What mortgage advisers need to know about the revised Financial Advice Code

The revised code covers CPD, complex advice scenarios, and more

What mortgage advisers need to know about the revised Financial Advice Code

The revised Financial Advice Code comes into effect on 1 November. For mortgage advisers, one of the most substantial shifts is the move from “maintaining” knowledge and competence to “continually developing” it under Code Standard 9.

The revised code also introduces changes on how advisers should deal with complex client situations. It explicitly states that advisers dealing with more complex scenarios must demonstrate technical expertise above the minimum standards. They also need to self-assess whether their expertise matches the scope of the advice that they’re providing.

Financial Advice New Zealand (FANZ) chief executive Nick Hakes (pictured) said these changes are pragmatic and sensible, and reflect how advice is given in day to day practice.

The code also acknowledges the increasingly important role of professional bodies in delivering CPD learning. Hakes says the difference between maintenance and ongoing development can be best seen in the increasing convergence of different advice types – an area where CPD activities become invaluable.

“You can reflect on what advice you’re delivering today, and also how you’re going to evolve that over a period of time,” Hakes told NZ Adviser.

“An example is our ageing client base. There is an intergenerational shift of wealth, and so depending on the advice business, the adviser might need to learn and hone their craft in different areas of advice.

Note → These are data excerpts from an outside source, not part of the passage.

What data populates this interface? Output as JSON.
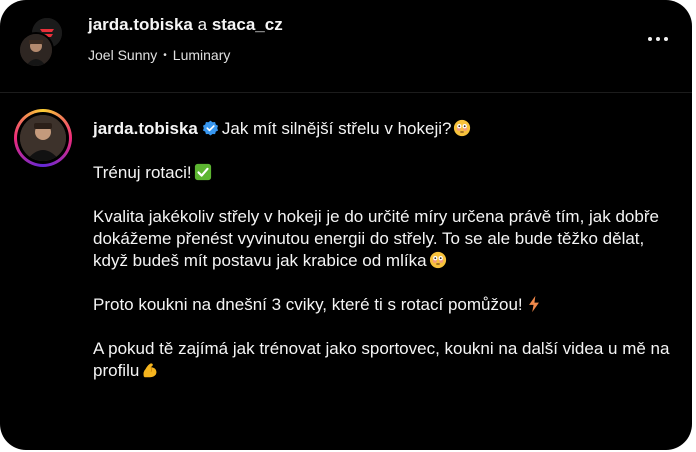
{
  "header": {
    "user1": "jarda.tobiska",
    "connector": "a",
    "user2": "staca_cz",
    "music_artist": "Joel Sunny",
    "music_track": "Luminary"
  },
  "post": {
    "author": "jarda.tobiska",
    "first_line": "Jak mít silnější střelu v hokeji?",
    "para1": "Trénuj rotaci!",
    "para2": "Kvalita jakékoliv střely v hokeji je do určité míry určena právě tím, jak dobře dokážeme přenést vyvinutou energii do střely. To se ale bude těžko dělat, když budeš mít postavu jak krabice od mlíka",
    "para3": "Proto koukni na dnešní 3 cviky, které ti s rotací pomůžou!",
    "para4": "A pokud tě zajímá jak trénovat jako sportovec, koukni na další videa u mě na profilu"
  },
  "icons": {
    "verified": "verified-badge-icon",
    "flushed": "flushed-face-emoji",
    "check": "check-mark-button-emoji",
    "lightning": "high-voltage-emoji",
    "muscle": "flexed-biceps-emoji",
    "more": "more-options-icon"
  },
  "colors": {
    "background": "#000000",
    "text": "#f5f5f5",
    "verified": "#3897f0",
    "check": "#5cb531",
    "lightning": "#f0884a",
    "muscle": "#f6b51e"
  }
}
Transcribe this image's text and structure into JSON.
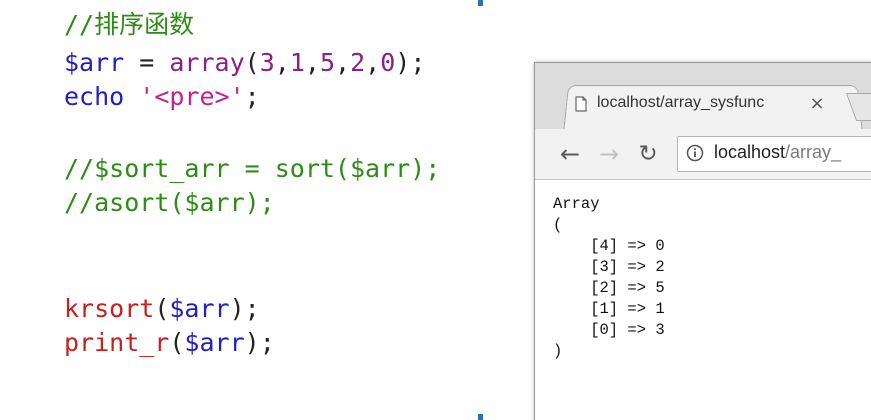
{
  "editor": {
    "lines": [
      {
        "tokens": [
          {
            "t": "//排序函数",
            "c": "tok-comment"
          }
        ]
      },
      {
        "tokens": [
          {
            "t": "$arr",
            "c": "tok-var"
          },
          {
            "t": " = ",
            "c": "tok-plain"
          },
          {
            "t": "array",
            "c": "tok-fn"
          },
          {
            "t": "(",
            "c": "tok-plain"
          },
          {
            "t": "3",
            "c": "tok-num"
          },
          {
            "t": ",",
            "c": "tok-plain"
          },
          {
            "t": "1",
            "c": "tok-num"
          },
          {
            "t": ",",
            "c": "tok-plain"
          },
          {
            "t": "5",
            "c": "tok-num"
          },
          {
            "t": ",",
            "c": "tok-plain"
          },
          {
            "t": "2",
            "c": "tok-num"
          },
          {
            "t": ",",
            "c": "tok-plain"
          },
          {
            "t": "0",
            "c": "tok-num"
          },
          {
            "t": ");",
            "c": "tok-plain"
          }
        ]
      },
      {
        "tokens": [
          {
            "t": "echo",
            "c": "tok-var"
          },
          {
            "t": " ",
            "c": "tok-plain"
          },
          {
            "t": "'<pre>'",
            "c": "tok-str"
          },
          {
            "t": ";",
            "c": "tok-plain"
          }
        ]
      },
      {
        "tokens": []
      },
      {
        "tokens": [
          {
            "t": "//$sort_arr = sort($arr);",
            "c": "tok-comment"
          }
        ]
      },
      {
        "tokens": [
          {
            "t": "//asort($arr);",
            "c": "tok-comment"
          }
        ]
      },
      {
        "tokens": []
      },
      {
        "tokens": []
      },
      {
        "tokens": [
          {
            "t": "krsort",
            "c": "tok-red"
          },
          {
            "t": "(",
            "c": "tok-plain"
          },
          {
            "t": "$arr",
            "c": "tok-var"
          },
          {
            "t": ");",
            "c": "tok-plain"
          }
        ]
      },
      {
        "tokens": [
          {
            "t": "print_r",
            "c": "tok-red"
          },
          {
            "t": "(",
            "c": "tok-plain"
          },
          {
            "t": "$arr",
            "c": "tok-var"
          },
          {
            "t": ");",
            "c": "tok-plain"
          }
        ]
      }
    ]
  },
  "browser": {
    "tab_title": "localhost/array_sysfunc",
    "tab_close": "×",
    "back_glyph": "←",
    "forward_glyph": "→",
    "reload_glyph": "↻",
    "url_host": "localhost",
    "url_path": "/array_",
    "page_output": "Array\n(\n    [4] => 0\n    [3] => 2\n    [2] => 5\n    [1] => 1\n    [0] => 3\n)"
  },
  "icons": {
    "tab": "page-icon",
    "omnibox": "info-icon",
    "back": "back-arrow-icon",
    "forward": "forward-arrow-icon",
    "reload": "reload-icon"
  },
  "colors": {
    "comment": "#2e8b17",
    "variable": "#1f1fc4",
    "function": "#8a1f8a",
    "string": "#c81f8a",
    "call": "#c81f1f"
  }
}
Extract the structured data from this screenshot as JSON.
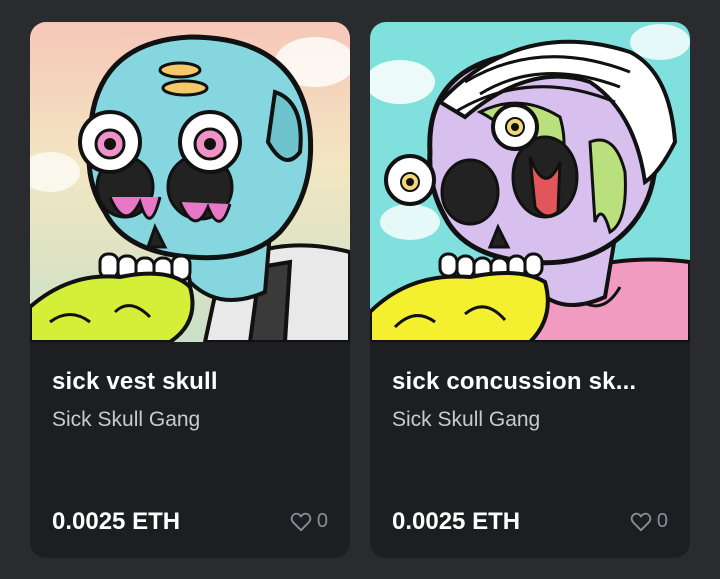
{
  "cards": [
    {
      "title": "sick vest skull",
      "collection": "Sick Skull Gang",
      "price": "0.0025 ETH",
      "likes": "0",
      "image_icon": "blue-skull-vest-art"
    },
    {
      "title": "sick concussion sk...",
      "collection": "Sick Skull Gang",
      "price": "0.0025 ETH",
      "likes": "0",
      "image_icon": "purple-skull-bandage-art"
    }
  ],
  "colors": {
    "background": "#2a2b2f",
    "card": "#1d1e22",
    "title": "#ffffff",
    "subtitle": "#c9cacd",
    "muted": "#8c8d92"
  }
}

“Another example is that we’re seeing a lot of convergence in the scope of advice that we’re applying,” he said. “There is a convergence around mortgages, lending, KiwiSaver, budgeting and cash flow, so the need to continually develop expertise is a reflection of where we are today.”

The revised code explicitly recognises the role of professional bodies like FANZ in delivering meaningful CPD. Hakes said this creates a three-way partnership between advisers, their FAP, and professional bodies – and this is something advisers can rely on if they do encounter complex scenarios in their day-to-day work.

“If we can work in tandem to ensure that professional development plans are reflective of what’s needed now and into the future – that’s where the balance lies,” Hakes said.

Principles remain the focus over prescriptions

The financial advice regime has been principles-based since its inception, and the revised code doesn’t change this. The industry has professionalised rapidly over the last five years, and Hakes said the revised code “recognises the growing maturity of financial advice in Aotearoa” and “sets a clear trajectory for its future.”

There isn’t any sign of moving to a more prescriptive approach, and Hakes says that’s a good thing.

“We still want to exercise our professional expertise and judgement,” he said.

“We can see from other markets what the unintended consequences are when things are over-prescribed. What the Code Committee has done is hit the ball back to the financial advice profession.

“It says: here is a principles-based regime, here is how the code standards interrelate and work in tandem. It is now up to the profession to work within that, and to create professional development plans that are constantly refining our skills and applying them to the scenarios that are most relevant to that adviser and their clients.”